Next assume that $f$ depends on $x$ as well, i.e. $f\equiv f(x,u)$. As
was the case in the previous references, this situation can also be dealt
with if we assume $f$ is monotone in $x_1: \;f(x,\xi )\ge f(x^\lambda ,\xi
)$ for $\lambda >0$.
There is no significant change in the proofs. Note that we could
thus deal with some cases where $f$ had
singularities with respect to $x$ on $\{x_1=\lambda
_0\}\cap \Omega ,$
or with
singularities along planes $\{x_m =c\}\cap \Omega ,\quad m\ne 1,$
as examples with $f(x,u) = p(x)g(u)$ easily show, as long as the resulting
$P_\lambda $ was in $L^\alpha (\Omega _\lambda )$.
One limitation in the applicability of Theorem~5 is given by
condition~(II).
Observe that since $\Vert P_\lambda \Vert _{L^{\frac{n+\varepsilon }{2}}}$
is assumed bounded, then it suffices that $\chi _\lambda P_\lambda (x)$ be
pointwise continuous, a.e. in $\lambda ,$ which will be immediately the
case if $f$ is smooth in $u$. This follows from the observation that
if $\{g_n\}$ is a sequence of functions bounded in $L^\alpha $ and $g_n\to
g\in L^\alpha $ pointwise then $g_n\to g$ in $L^{\alpha -\varepsilon }$ for
any $\varepsilon >0,$ and this is because we can find a constant
$c$ --independent of $n\text{--}$ such that $g_n =\bar g^c_n +g^\pr_n$
with $\bar g^c_n = g_n$ if $\vert g_n\vert \le c,\;\vert \bar g^c_n\vert =c$
otherwise, and $g^\pr_n$ of small $L^{\alpha-\varepsilon } $ norm. We thus only need to
check the boundedness of $\chi _\lambda P_\lambda $.

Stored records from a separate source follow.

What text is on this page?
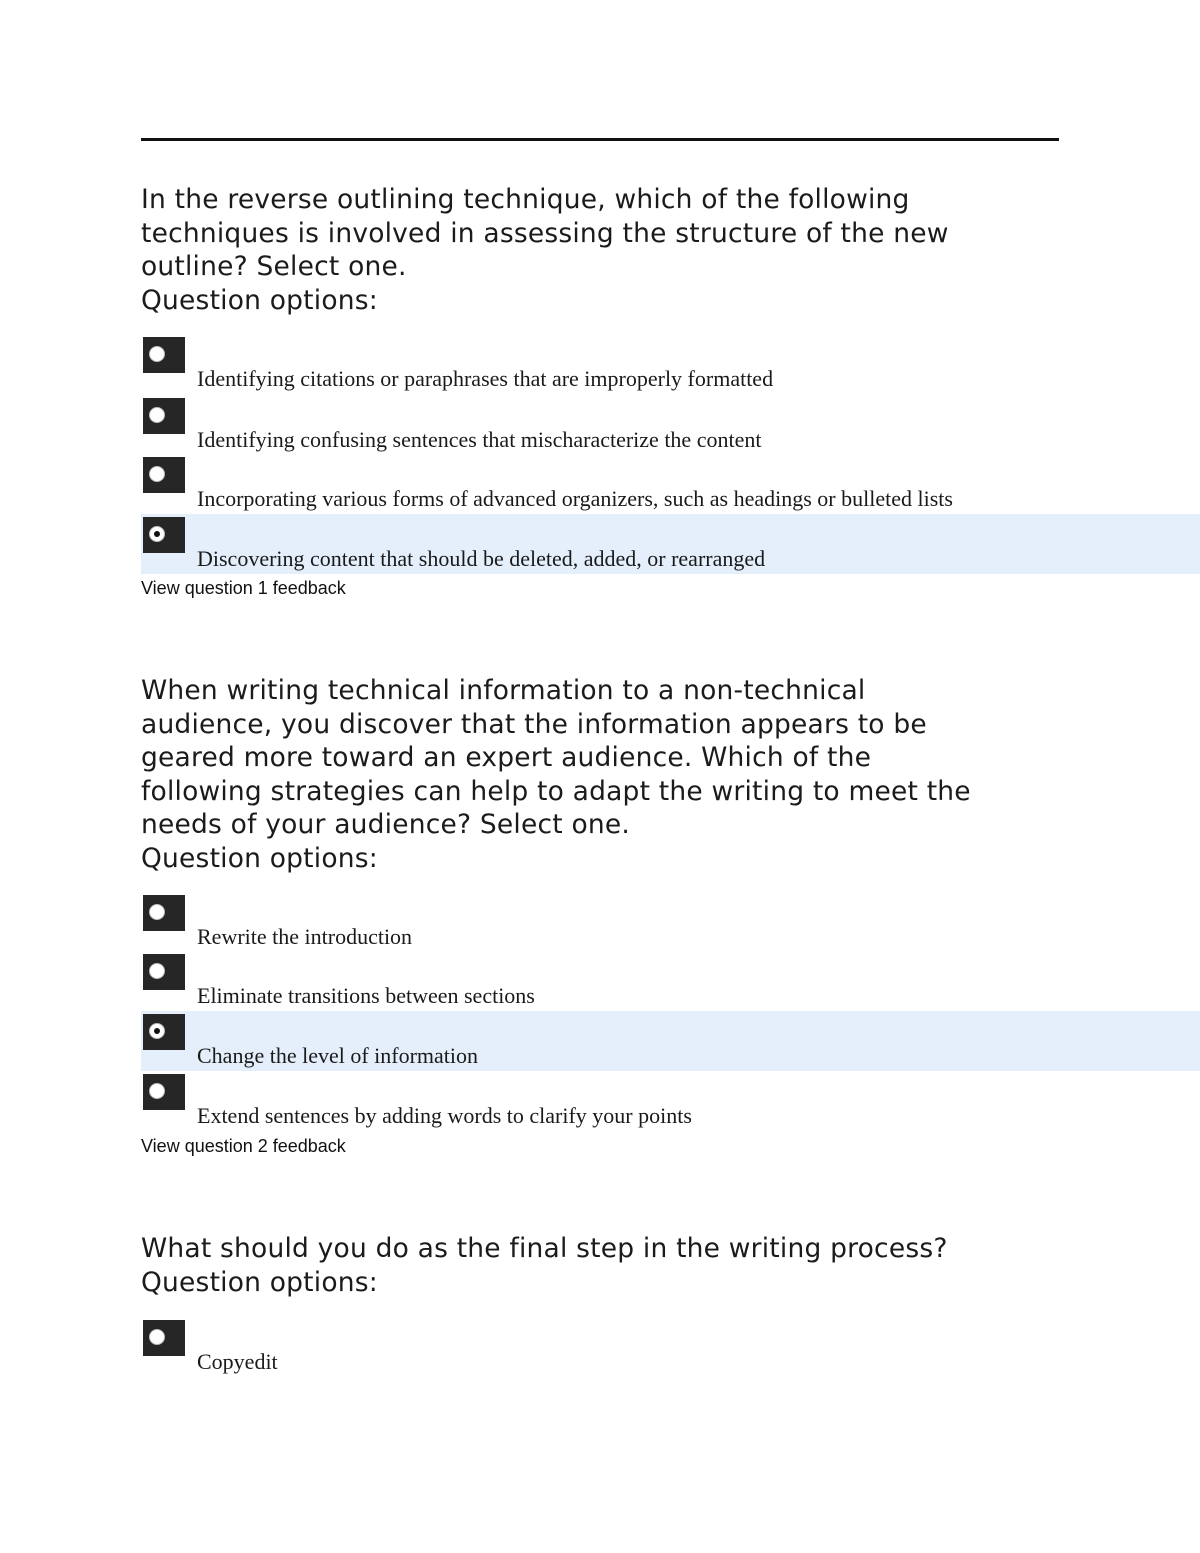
In the reverse outlining technique, which of the following
techniques is involved in assessing the structure of the new
outline? Select one.
Question options:
Identifying citations or paraphrases that are improperly formatted
Identifying confusing sentences that mischaracterize the content
Incorporating various forms of advanced organizers, such as headings or bulleted lists
Discovering content that should be deleted, added, or rearranged
View question 1 feedback
When writing technical information to a non-technical
audience, you discover that the information appears to be
geared more toward an expert audience. Which of the
following strategies can help to adapt the writing to meet the
needs of your audience? Select one.
Question options:
Rewrite the introduction
Eliminate transitions between sections
Change the level of information
Extend sentences by adding words to clarify your points
View question 2 feedback
What should you do as the final step in the writing process?
Question options:
Copyedit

Recall that we may also express $P_\lambda $ as
$P_\lambda =\int^1_0 f^\pr\big(tu+(1-t)v_\lambda \big)dt$ and thus if, for example,
$u\in L^\infty (\Omega )$ and $f\in C^{1+\theta }_{\ell\text{oc}},$
then Theorem~5 applies.
Finally, observe that
the results apply if $f$ is Lipschitz (locally Lipschitz if $u$ is in
$L^\infty )$. This follows by setting $p_\lambda =[f(u)-f(v_\lambda
)]/[u-v_\lambda ]$ if $u(x)\ne v_\lambda(x) ;\;p_\lambda =0$ otherwise,
and this example also shows that the continuity of $\mu _0$ is really
only needed from the left:
If we
let $\lambda ^\pr$ be given by $\mu _0(\lambda )>0$ if $\lambda >\lambda
^\pr,$ as before, then we repeat the above arguments, in particular
Theorem~1-c, and conclude that both $\mu _0(\lambda ^\pr)>0$ and
$u>v_{\lambda ^\pr}$. We next observe that $\chi _\mu P_\mu \to
\chi _{\lambda
^\pr}P_{\lambda ^\pr}$ pointwise, and that $\vert P_\mu \vert __